Anomaly detection is really only useful in stable environments where "normal" behavior can be effectively modeled. NADS vendors will admit that their products are only useful in controlled environments, such as an LAN, and unsuitable in unregulated settings, such as at the gateway. A good example is network protocol anomaly detection (provided by most contemporary IDS, IPS and NADS products), where the roughly 300 RFCs provide a model of normal behavior in which departures from the model are significant and useful for detecting attack traffic. Of course, many application developers regularly violate the RFCs, further illustrating the limitations of modeling even within well-defined rules.
While an argument could be made that tracking a sufficiently specific set of criteria could yield more useful results, experience has shown that more narrow criteria increase the number of events that must be investigated and the number that aren't truly of interest. For example, it may be suspicious if the application development LAN FTPs from the finance LAN, but this implies that new FTP connections, while clearly anomalies, are suspicious, and you will get flagged every time an FTP connection is made that exceeds defined thresholds. Some of those connections will clearly be interesting, suspicious and useful to know about; however, the majority will be acceptable business activity.
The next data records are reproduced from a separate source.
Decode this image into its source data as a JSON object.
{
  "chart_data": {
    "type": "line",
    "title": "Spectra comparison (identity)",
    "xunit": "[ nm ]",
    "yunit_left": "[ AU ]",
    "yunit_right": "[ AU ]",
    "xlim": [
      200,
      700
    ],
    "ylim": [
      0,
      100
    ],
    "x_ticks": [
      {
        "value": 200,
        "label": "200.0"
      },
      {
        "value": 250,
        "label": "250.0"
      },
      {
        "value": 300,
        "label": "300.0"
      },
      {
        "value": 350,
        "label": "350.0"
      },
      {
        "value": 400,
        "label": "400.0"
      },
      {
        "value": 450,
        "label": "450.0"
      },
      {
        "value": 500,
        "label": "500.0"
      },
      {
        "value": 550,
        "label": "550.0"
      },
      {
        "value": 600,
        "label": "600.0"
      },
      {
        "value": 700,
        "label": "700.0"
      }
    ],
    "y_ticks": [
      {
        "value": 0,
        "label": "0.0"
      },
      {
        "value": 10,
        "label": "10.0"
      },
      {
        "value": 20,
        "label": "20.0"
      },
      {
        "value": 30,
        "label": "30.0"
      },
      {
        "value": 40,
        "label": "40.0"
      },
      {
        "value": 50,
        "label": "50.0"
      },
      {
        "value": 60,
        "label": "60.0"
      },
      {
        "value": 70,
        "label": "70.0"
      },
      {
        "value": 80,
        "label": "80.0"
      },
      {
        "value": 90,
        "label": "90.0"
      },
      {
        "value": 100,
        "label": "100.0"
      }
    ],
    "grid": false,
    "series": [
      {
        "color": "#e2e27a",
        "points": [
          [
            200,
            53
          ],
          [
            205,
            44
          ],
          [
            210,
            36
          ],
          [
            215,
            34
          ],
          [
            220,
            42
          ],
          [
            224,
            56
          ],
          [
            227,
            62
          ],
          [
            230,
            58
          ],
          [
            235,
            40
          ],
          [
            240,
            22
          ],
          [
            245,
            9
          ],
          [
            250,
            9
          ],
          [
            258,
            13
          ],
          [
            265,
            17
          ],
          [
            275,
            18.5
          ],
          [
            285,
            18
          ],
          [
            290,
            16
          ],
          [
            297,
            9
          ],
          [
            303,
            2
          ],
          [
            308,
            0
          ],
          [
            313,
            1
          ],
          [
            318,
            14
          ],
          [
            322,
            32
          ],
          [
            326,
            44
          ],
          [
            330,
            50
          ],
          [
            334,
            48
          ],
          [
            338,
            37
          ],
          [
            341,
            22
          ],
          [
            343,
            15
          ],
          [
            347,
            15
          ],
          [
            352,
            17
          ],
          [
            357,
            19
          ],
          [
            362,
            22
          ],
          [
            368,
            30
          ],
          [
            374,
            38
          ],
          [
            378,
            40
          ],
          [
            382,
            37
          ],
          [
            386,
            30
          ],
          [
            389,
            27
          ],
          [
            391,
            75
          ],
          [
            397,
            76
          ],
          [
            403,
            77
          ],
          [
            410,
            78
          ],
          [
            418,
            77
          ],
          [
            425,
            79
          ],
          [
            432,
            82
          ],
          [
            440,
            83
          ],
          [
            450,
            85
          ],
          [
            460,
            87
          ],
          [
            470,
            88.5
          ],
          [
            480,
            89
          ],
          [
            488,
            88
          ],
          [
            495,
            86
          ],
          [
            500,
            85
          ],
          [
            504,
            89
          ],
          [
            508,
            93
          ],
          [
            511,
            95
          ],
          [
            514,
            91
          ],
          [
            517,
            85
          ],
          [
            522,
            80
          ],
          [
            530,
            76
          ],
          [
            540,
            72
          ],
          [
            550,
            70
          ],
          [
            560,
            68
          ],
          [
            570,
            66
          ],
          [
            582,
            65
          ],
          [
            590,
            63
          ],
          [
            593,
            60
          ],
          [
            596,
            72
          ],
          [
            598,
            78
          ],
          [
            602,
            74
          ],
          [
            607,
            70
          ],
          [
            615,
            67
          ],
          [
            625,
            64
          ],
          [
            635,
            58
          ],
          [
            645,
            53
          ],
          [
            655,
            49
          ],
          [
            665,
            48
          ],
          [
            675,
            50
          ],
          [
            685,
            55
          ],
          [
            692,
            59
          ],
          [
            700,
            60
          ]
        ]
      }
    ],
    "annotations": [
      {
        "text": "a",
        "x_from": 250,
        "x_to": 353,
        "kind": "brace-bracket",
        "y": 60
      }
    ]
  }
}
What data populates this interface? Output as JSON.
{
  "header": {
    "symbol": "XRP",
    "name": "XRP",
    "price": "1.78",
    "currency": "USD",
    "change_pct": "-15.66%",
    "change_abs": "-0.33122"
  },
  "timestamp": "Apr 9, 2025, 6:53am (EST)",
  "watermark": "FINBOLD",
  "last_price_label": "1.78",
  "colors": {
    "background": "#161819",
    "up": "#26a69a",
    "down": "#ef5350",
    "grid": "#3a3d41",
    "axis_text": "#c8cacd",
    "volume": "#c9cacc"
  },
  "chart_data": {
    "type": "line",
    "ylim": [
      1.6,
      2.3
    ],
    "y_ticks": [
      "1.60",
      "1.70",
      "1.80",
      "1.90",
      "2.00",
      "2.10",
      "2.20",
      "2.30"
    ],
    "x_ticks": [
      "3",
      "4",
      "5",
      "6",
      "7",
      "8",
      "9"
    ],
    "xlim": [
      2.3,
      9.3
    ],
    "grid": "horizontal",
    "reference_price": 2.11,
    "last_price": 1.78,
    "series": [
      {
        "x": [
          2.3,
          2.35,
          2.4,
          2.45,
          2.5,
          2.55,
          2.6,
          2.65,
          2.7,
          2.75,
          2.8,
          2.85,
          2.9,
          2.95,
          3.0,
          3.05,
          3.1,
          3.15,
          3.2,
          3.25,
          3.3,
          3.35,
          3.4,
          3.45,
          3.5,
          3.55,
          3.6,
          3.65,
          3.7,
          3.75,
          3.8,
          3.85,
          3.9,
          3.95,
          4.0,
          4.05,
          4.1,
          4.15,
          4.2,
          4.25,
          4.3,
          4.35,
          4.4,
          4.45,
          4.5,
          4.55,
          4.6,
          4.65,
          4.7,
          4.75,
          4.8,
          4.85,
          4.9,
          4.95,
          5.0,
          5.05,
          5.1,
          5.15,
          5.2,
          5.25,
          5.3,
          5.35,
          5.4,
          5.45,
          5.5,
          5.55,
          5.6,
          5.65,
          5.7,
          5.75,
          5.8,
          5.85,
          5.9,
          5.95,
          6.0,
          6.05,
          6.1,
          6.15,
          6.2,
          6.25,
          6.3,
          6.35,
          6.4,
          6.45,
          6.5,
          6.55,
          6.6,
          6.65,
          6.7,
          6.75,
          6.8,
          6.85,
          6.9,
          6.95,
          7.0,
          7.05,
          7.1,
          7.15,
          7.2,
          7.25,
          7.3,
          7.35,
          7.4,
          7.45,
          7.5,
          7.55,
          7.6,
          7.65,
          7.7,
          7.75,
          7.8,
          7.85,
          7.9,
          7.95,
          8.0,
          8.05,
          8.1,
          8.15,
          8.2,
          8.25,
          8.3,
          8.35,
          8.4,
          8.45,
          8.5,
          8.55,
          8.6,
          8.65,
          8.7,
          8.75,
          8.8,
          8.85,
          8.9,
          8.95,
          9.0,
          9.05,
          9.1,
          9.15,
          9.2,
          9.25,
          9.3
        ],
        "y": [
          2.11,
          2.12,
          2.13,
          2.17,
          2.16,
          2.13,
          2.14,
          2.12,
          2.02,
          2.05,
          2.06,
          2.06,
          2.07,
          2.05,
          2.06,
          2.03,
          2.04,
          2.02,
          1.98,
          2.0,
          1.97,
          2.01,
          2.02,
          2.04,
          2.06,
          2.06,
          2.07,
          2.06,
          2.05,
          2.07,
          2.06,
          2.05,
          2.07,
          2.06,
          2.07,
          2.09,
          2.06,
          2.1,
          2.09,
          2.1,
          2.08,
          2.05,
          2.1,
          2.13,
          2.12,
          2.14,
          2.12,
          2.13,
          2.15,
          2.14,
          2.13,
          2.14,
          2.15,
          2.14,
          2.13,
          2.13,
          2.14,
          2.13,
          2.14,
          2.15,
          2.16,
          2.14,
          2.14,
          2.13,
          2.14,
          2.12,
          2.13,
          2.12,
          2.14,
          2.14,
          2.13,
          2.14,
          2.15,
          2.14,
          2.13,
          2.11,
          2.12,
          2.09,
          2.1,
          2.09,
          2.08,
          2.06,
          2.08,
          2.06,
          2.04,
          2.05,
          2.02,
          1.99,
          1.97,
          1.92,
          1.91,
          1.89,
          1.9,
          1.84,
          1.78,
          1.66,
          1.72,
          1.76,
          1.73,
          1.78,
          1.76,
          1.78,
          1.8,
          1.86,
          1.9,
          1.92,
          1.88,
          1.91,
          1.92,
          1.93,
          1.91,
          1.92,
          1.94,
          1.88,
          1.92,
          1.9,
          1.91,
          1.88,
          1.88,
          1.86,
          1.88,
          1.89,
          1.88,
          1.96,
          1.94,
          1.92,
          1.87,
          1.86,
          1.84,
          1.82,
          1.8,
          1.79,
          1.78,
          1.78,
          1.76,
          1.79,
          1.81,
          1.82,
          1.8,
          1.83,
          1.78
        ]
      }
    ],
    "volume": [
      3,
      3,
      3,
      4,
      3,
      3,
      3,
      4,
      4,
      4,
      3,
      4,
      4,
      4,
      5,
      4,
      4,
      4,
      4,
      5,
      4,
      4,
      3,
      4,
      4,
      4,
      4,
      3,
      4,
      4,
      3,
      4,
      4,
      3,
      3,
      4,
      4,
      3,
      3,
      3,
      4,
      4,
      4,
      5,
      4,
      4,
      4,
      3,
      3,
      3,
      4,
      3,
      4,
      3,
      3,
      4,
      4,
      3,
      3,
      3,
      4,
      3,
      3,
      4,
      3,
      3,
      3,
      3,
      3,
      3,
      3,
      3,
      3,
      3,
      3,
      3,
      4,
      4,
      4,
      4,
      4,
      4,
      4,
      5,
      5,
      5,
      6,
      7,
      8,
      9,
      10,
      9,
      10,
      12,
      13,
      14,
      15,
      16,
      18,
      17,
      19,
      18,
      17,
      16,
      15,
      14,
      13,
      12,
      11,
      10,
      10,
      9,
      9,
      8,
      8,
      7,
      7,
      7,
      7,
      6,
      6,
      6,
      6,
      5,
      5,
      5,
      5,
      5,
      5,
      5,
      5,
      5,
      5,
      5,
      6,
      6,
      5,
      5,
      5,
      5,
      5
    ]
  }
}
NADS users report that narrowly defined activities, like a new service starting, a new protocol appearing, or a new port opening, are interesting in theory, but that granular anomaly detection isn't useful in a large enterprise where those activities are common. Therefore, the usefulness of NADS in any particular environment is a function of the stability of the network, which behaviors are modeled, and the security manager's knowledge of the organization's network and the meaningfulness of the deviations. Enterprises that have had success with NADS are the ones that have done the most effective job of balancing and tuning these parameters.
Place a Small Bet on NADS
NAD devices are powerful knowledge tools for expert network operations people with enterprise-specific contextual knowledge. These systems can help enterprises learn about the traffic and behavior of their network. Even though they can catch detailed events, such as a new service opening up, a new protocol appearing or a new machine connecting to the network, these events are too common to have value in larger enterprises. NADS shine where obvious behaviors — like when a worm-infected machine spewing attack traffic or a DoS attack — are under way. The value these systems offer for addressing more subtle behavior is dependent upon the knowledge and experience of the operator. Under the right circumstances, NADS provide a wealth of network behavior information (protocols, ports, services, throughput, latency, etc.) that can be used to understand what's really going on in your network.
While network operations and security experts may find this cornucopia of network information empowering, it may be overwhelming to a person without the context and tribal knowledge of the enterprise-specific network infrastructure.